Systematic Evaluation of GPT-3 for Zero-Shot Personality Estimation

Adithya V Ganesan,Yash Kumar Lal,August Håkan Nilsson,H. Andrew Schwartz
2023-06-02
Abstract:Very large language models (LLMs) perform extremely well on a spectrum of NLP tasks in a zero-shot setting. However, little is known about their performance on human-level NLP problems which rely on understanding psychological concepts, such as assessing personality traits. In this work, we investigate the zero-shot ability of GPT-3 to estimate the Big 5 personality traits from users' social media posts. Through a set of systematic experiments, we find that zero-shot GPT-3 performance is somewhat close to an existing pre-trained SotA for broad classification upon injecting knowledge about the trait in the prompts. However, when prompted to provide fine-grained classification, its performance drops to close to a simple most frequent class (MFC) baseline. We further analyze where GPT-3 performs better, as well as worse, than a pretrained lexical model, illustrating systematic errors that suggest ways to improve LLMs on human-level NLP tasks.
Computation and Language
What problem does this paper attempt to address?
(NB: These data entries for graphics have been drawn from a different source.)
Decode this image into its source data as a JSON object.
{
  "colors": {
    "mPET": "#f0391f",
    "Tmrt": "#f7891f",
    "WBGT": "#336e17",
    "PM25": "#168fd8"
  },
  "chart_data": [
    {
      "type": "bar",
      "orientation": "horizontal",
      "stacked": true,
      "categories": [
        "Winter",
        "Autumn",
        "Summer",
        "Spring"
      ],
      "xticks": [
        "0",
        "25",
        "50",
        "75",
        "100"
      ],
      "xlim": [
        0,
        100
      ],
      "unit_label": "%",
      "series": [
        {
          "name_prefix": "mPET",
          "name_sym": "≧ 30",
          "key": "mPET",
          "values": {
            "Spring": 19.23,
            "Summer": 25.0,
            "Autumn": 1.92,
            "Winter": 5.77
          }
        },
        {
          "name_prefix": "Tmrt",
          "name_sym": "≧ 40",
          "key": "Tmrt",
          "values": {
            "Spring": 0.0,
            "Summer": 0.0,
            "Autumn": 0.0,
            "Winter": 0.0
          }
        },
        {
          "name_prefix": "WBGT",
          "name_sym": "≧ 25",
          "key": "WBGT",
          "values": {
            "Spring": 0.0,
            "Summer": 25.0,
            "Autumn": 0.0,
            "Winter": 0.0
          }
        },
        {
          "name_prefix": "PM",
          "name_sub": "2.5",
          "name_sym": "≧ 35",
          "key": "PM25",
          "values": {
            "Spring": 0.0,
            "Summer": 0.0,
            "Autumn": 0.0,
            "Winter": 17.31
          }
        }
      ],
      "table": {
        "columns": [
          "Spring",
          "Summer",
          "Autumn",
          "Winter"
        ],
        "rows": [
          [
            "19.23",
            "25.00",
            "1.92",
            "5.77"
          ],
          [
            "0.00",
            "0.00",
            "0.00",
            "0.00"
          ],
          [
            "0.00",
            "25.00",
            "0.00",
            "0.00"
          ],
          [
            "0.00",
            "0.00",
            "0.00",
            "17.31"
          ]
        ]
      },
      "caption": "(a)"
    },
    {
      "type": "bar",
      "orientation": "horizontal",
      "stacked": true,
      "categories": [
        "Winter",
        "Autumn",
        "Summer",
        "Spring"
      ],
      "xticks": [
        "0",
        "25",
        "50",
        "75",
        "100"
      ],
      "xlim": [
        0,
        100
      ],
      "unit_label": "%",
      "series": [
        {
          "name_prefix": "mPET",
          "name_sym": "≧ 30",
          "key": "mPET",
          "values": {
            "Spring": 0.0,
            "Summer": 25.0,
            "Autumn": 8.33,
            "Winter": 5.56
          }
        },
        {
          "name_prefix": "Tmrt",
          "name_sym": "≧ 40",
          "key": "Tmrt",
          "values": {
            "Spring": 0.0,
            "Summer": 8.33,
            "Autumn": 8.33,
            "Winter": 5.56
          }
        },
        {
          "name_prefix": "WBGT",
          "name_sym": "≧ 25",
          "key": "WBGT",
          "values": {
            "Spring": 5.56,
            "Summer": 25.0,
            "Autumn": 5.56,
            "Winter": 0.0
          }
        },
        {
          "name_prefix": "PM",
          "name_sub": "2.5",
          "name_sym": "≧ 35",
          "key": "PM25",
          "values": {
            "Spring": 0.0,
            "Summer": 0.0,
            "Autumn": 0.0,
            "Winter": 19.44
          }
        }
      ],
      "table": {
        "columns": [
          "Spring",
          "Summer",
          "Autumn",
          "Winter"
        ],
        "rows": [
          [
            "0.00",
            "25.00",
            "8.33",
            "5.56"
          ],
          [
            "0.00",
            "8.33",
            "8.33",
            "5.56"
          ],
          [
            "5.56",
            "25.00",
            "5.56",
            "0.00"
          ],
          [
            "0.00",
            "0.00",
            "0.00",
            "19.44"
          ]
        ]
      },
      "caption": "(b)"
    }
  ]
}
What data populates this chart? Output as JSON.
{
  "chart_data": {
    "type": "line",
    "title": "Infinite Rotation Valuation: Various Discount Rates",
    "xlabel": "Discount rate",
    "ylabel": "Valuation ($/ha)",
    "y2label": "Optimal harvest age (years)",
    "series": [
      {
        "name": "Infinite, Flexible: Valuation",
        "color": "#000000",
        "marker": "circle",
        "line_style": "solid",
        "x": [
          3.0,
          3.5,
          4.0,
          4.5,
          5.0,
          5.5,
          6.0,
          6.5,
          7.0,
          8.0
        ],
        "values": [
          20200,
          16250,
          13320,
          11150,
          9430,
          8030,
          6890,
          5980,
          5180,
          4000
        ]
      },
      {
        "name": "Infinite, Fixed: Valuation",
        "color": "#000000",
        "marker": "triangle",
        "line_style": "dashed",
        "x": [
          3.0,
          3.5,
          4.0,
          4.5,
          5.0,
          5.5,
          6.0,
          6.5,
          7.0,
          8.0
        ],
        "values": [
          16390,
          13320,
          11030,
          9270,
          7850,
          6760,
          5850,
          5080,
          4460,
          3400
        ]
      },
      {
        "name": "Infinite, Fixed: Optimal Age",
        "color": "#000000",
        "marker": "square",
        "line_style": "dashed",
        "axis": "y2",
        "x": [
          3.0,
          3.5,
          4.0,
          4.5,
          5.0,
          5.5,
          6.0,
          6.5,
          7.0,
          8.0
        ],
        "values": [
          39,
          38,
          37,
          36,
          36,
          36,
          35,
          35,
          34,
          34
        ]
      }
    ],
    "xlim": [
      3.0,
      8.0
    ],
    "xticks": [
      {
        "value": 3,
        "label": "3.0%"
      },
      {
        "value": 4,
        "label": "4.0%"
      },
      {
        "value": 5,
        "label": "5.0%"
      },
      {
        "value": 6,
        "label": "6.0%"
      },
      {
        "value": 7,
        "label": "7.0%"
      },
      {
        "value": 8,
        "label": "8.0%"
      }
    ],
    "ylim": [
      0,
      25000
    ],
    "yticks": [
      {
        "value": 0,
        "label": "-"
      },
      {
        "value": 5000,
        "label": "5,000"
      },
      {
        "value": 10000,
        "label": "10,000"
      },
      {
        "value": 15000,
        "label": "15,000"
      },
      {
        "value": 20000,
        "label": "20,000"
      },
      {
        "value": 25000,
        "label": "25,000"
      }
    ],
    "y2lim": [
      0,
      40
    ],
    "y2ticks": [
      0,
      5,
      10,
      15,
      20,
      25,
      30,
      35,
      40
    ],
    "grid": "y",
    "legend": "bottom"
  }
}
The problem that this paper attempts to solve is to evaluate the ability of large - language models (LLMs), especially GPT - 3, to estimate personality traits in a zero - sample setting. Specifically, the researchers are concerned with whether GPT - 3 can estimate the "Big Five" personality traits (openness, conscientiousness, extraversion, agreeableness, and neuroticism) from users' social media posts. Through a series of systematic experiments, they explored how injecting different types of knowledge about personality traits (such as definitions, lists of related words, and questionnaire item descriptions) into the prompts affects the performance of GPT - 3. The main contributions of the paper are: 1. It explored what information about personality is useful for GPT - 3. 2. It compared the performance of GPT - 3 with the current state - of - the - art methods (such as dictionary - based methods) in estimating personality traits. 3. It analyzed the relationship between the orderliness of result labels and the model performance. 4. It examined whether GPT - 3's predictions remain consistent when similar external knowledge is provided. The study found that when the task is simplified to a binary - classification problem, GPT - 3 performs relatively well; when the task becomes a more fine - grained three - classification problem, its performance drops significantly. In addition, the study also pointed out that GPT - 3 performs better on some specific personality traits, especially when using questionnaire item descriptions (ITEMDESC) as input. However, overall, the average performance of GPT - 3 in the zero - sample setting is still lower than that of highly - trained supervised models (such as WT - LEX). These findings help to understand the capabilities and limitations of LLMs in handling human - level natural language processing tasks and provide directions for improvement in future research.